Chapter 3 – Part 2




Chapter 3 – Part 2 


3.4  Excel Charts

[Will cover this as soon as I can get my Add-In to work. Analysis ToolPak Add-in is suggested here. But I know it's not necessary in order to generate charts in Excel. I just have to remember how.]
 
3.5 Line Charts - Used to display a time series, to spot trends or to compare time periods. Can be used to display several variables at once.  If two variables are displayed, the right and left scales will differ.  Excel's two-scale line chart will let you compare variables that differ in magnitude or are measured in different units. (See Figure 3.16, p. 77).  Too many variables, however, will render the chart unreadable.
 
No vertical grid lines, but can use horizontal grid lines to establish the Y variables at a certain data marker.  If using horizontal grid lines, it's suggested that they be faint, so as to not clutter the background of the chart.

Making and Excel Line Chart

Step 1: Highlight the data you want to display in a line chart. Select the Insert ribbon. Click on the Line icon and choose a line chart style.  Do not highlight the X-axis (horizontal) labels. You can add these later.
Step 2: If you wish to add a fitted trend, right-click on the data series on the line chart and choose Add Trendline.  By default, it will show up as a linear trend.
Step 3: To customize your graph, click on it.  The Chart Tools ribbon will become active.  To edit the Design, choose that ribbon. To edit the Layout, either choose that ribbon or right-click on the feature (Title, Axis Titles, Gridlines) you wish to edit.

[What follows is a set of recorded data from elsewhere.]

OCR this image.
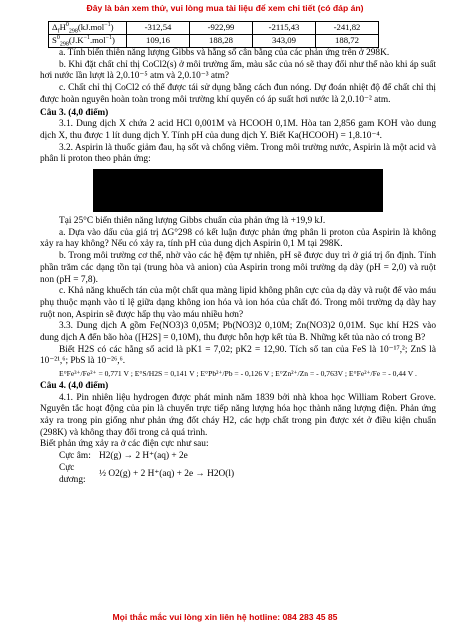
Đây là bản xem thử, vui lòng mua tài liệu để xem chi tiết (có đáp án)
$\Delta_fH^0_{298}(kJ.mol^{-1})$	-312,54	-922,99	-2115,43	-241,82
$S^0_{298}(J.K^{-1}.mol^{-1})$	109,16	188,28	343,09	188,72

a. Tính biến thiên năng lượng Gibbs và hằng số cân bằng của các phản ứng trên ở 298K.

b. Khi đặt chất chỉ thị CoCl2(s) ở môi trường ẩm, màu sắc của nó sẽ thay đổi như thế nào khi áp suất hơi nước lần lượt là 2,0.10⁻⁵ atm và 2,0.10⁻³ atm?

c. Chất chỉ thị CoCl2 có thể được tái sử dụng bằng cách đun nóng. Dự đoán nhiệt độ để chất chỉ thị được hoàn nguyên hoàn toàn trong môi trường khí quyển có áp suất hơi nước là 2,0.10⁻² atm.

Câu 3. (4,0 điểm)

3.1. Dung dịch X chứa 2 acid HCl 0,001M và HCOOH 0,1M. Hòa tan 2,856 gam KOH vào dung dịch X, thu được 1 lít dung dịch Y. Tính pH của dung dịch Y. Biết Ka(HCOOH) = 1,8.10⁻⁴.

3.2. Aspirin là thuốc giảm đau, hạ sốt và chống viêm. Trong môi trường nước, Aspirin là một acid và phân li proton theo phản ứng:

Tại 25°C biến thiên năng lượng Gibbs chuẩn của phản ứng là +19,9 kJ.

a. Dựa vào dấu của giá trị ΔG°298 có kết luận được phản ứng phân li proton của Aspirin là không xảy ra hay không? Nếu có xảy ra, tính pH của dung dịch Aspirin 0,1 M tại 298K.

b. Trong môi trường cơ thể, nhờ vào các hệ đệm tự nhiên, pH sẽ được duy trì ở giá trị ổn định. Tính phần trăm các dạng tồn tại (trung hòa và anion) của Aspirin trong môi trường dạ dày (pH = 2,0) và ruột non (pH = 7,8).

c. Khả năng khuếch tán của một chất qua màng lipid không phân cực của dạ dày và ruột để vào máu phụ thuộc mạnh vào tỉ lệ giữa dạng không ion hóa và ion hóa của chất đó. Trong môi trường dạ dày hay ruột non, Aspirin sẽ được hấp thụ vào máu nhiều hơn?

3.3. Dung dịch A gồm Fe(NO3)3 0,05M; Pb(NO3)2 0,10M; Zn(NO3)2 0,01M. Sục khí H2S vào dung dịch A đến bão hòa ([H2S] = 0,10M), thu được hỗn hợp kết tủa B. Những kết tủa nào có trong B?

Biết H2S có các hằng số acid là pK1 = 7,02; pK2 = 12,90. Tích số tan của FeS là 10⁻¹⁷,²; ZnS là 10⁻²¹,⁶; PbS là 10⁻²⁶,⁶.

E°Fe³⁺/Fe²⁺ = 0,771 V ; E°S/H2S = 0,141 V ; E°Pb²⁺/Pb = - 0,126 V ; E°Zn²⁺/Zn = - 0,763V ; E°Fe²⁺/Fe = - 0,44 V .

Câu 4. (4,0 điểm)

4.1. Pin nhiên liệu hydrogen được phát minh năm 1839 bởi nhà khoa học William Robert Grove. Nguyên tắc hoạt động của pin là chuyển trực tiếp năng lượng hóa học thành năng lượng điện. Phản ứng xảy ra trong pin giống như phản ứng đốt cháy H2, các hợp chất trong pin được xét ở điều kiện chuẩn (298K) và không thay đổi trong cả quá trình.

Biết phản ứng xảy ra ở các điện cực như sau:

Cực âm: H2(g) → 2 H⁺(aq) + 2e
Cực dương:
½ O2(g) + 2 H⁺(aq) + 2e → H2O(l)
Mọi thắc mắc vui lòng xin liên hệ hotline: 084 283 45 85
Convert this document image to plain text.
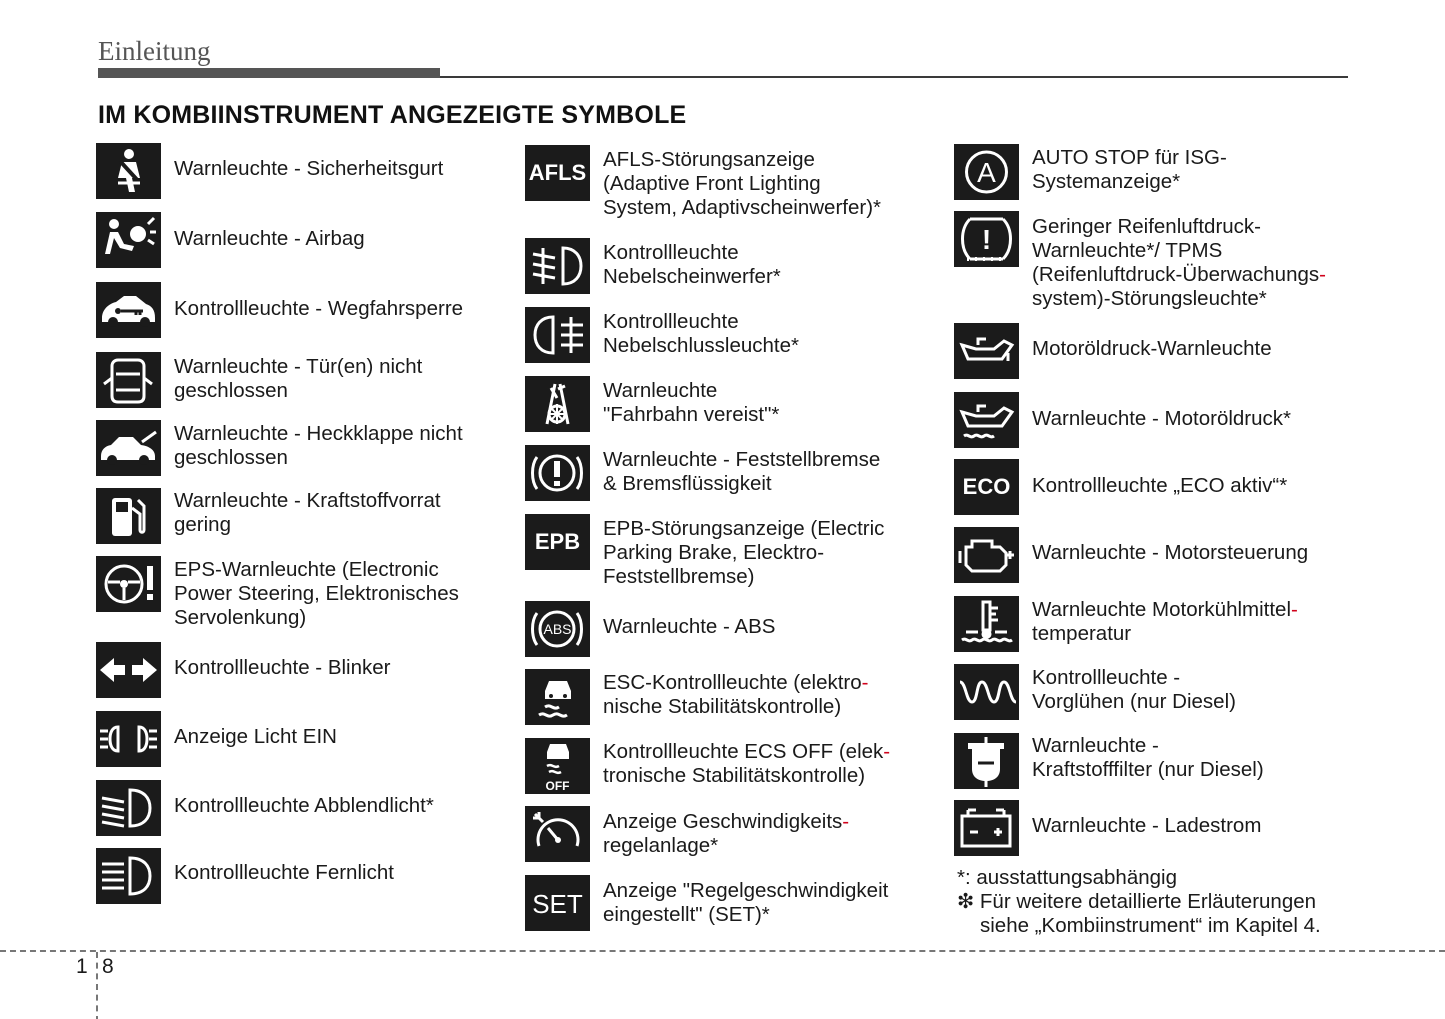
Einleitung
IM KOMBIINSTRUMENT ANGEZEIGTE SYMBOLE
Warnleuchte - Sicherheitsgurt
Warnleuchte - Airbag
Kontrollleuchte - Wegfahrsperre
Warnleuchte - Tür(en) nicht
geschlossen
Warnleuchte - Heckklappe nicht
geschlossen
Warnleuchte - Kraftstoffvorrat
gering
EPS-Warnleuchte (Electronic
Power Steering, Elektronisches
Servolenkung)
Kontrollleuchte - Blinker
Anzeige Licht EIN
Kontrollleuchte Abblendlicht*
Kontrollleuchte Fernlicht
AFLS
AFLS-Störungsanzeige
(Adaptive Front Lighting
System, Adaptivscheinwerfer)*
Kontrollleuchte
Nebelscheinwerfer*
Kontrollleuchte
Nebelschlussleuchte*
Warnleuchte
"Fahrbahn vereist"*
Warnleuchte - Feststellbremse
& Bremsflüssigkeit
EPB
EPB-Störungsanzeige (Electric
Parking Brake, Elecktro-
Feststellbremse)
ABS Warnleuchte - ABS
ESC-Kontrollleuchte (elektro-
nische Stabilitätskontrolle)
OFF
Kontrollleuchte ECS OFF (elek-
tronische Stabilitätskontrolle)
Anzeige Geschwindigkeits-
regelanlage*
SET Anzeige "Regelgeschwindigkeit
eingestellt" (SET)*
A AUTO STOP für ISG-
Systemanzeige*
! Geringer Reifenluftdruck-
Warnleuchte*/ TPMS
(Reifenluftdruck-Überwachungs-
system)-Störungsleuchte*
Motoröldruck-Warnleuchte
Warnleuchte - Motoröldruck*
ECO Kontrollleuchte „ECO aktiv“*
Warnleuchte - Motorsteuerung
Warnleuchte Motorkühlmittel-
temperatur
Kontrollleuchte -
Vorglühen (nur Diesel)
Warnleuchte -
Kraftstofffilter (nur Diesel)
Warnleuchte - Ladestrom
*: ausstattungsabhängig
❇ Für weitere detaillierte Erläuterungen
siehe „Kombiinstrument“ im Kapitel 4.
1 8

Log Scales -   On the arithmetic scale, distances on the Y-Axis (vertical) are proportional to the magnitude of the variable being displayed.  On a logarithmic scale, however, equal distances represent equal ratios. (Which is why it’s also called a "ratio scale".)   The downside is that this can be misleading to uninformed individuals.
When to Use Log Scales - For time series data that might be expected to grow at a compounded rate. (GDP, national debt, future income)
 
Tips for Effective Line Charts -
 
  1. Line charts are for time series data. Never for cross-sectional data.
  2. The numerical values are on the Y-axis (vertical) while the time units are shown on the X-axis (horizontal), reading left-to-right as time progresses. Business audiences expect  this rule to be followed.
  1. Except for log scales, use a zero origin on the Y-axis (vertical) unless more detail is needed.  The zero-origin rule is mandatory in corporate annual reports or an investor stock prospectus.
  1. To avoid graph clutter, numerical labels are generally omitted. Use the gridlines to help a reader read data values.
  2. Data markers (triangles, squares, circles) are helpful and should be used when there are few data values. However, when there are too many data values, markers may make the chart look cluttered and obscure the legibility.
  3. If the lines on the graph are too thick, the reader can't ascertain graph values.

 
3.6 Bar Charts - Probably the most common type of data display used in business. Each bar represents an attribute or category. The length of each bar represents a frequency or value for that category. Unlike the histogram, each bar is separated by a slight gap to improve legibility. (Excel allows control of gap width.)
 
Vertical bar charts are often called "column charts" and are most commonly used. Horizontal bar charts are used when the axis labels are long or there are many categories.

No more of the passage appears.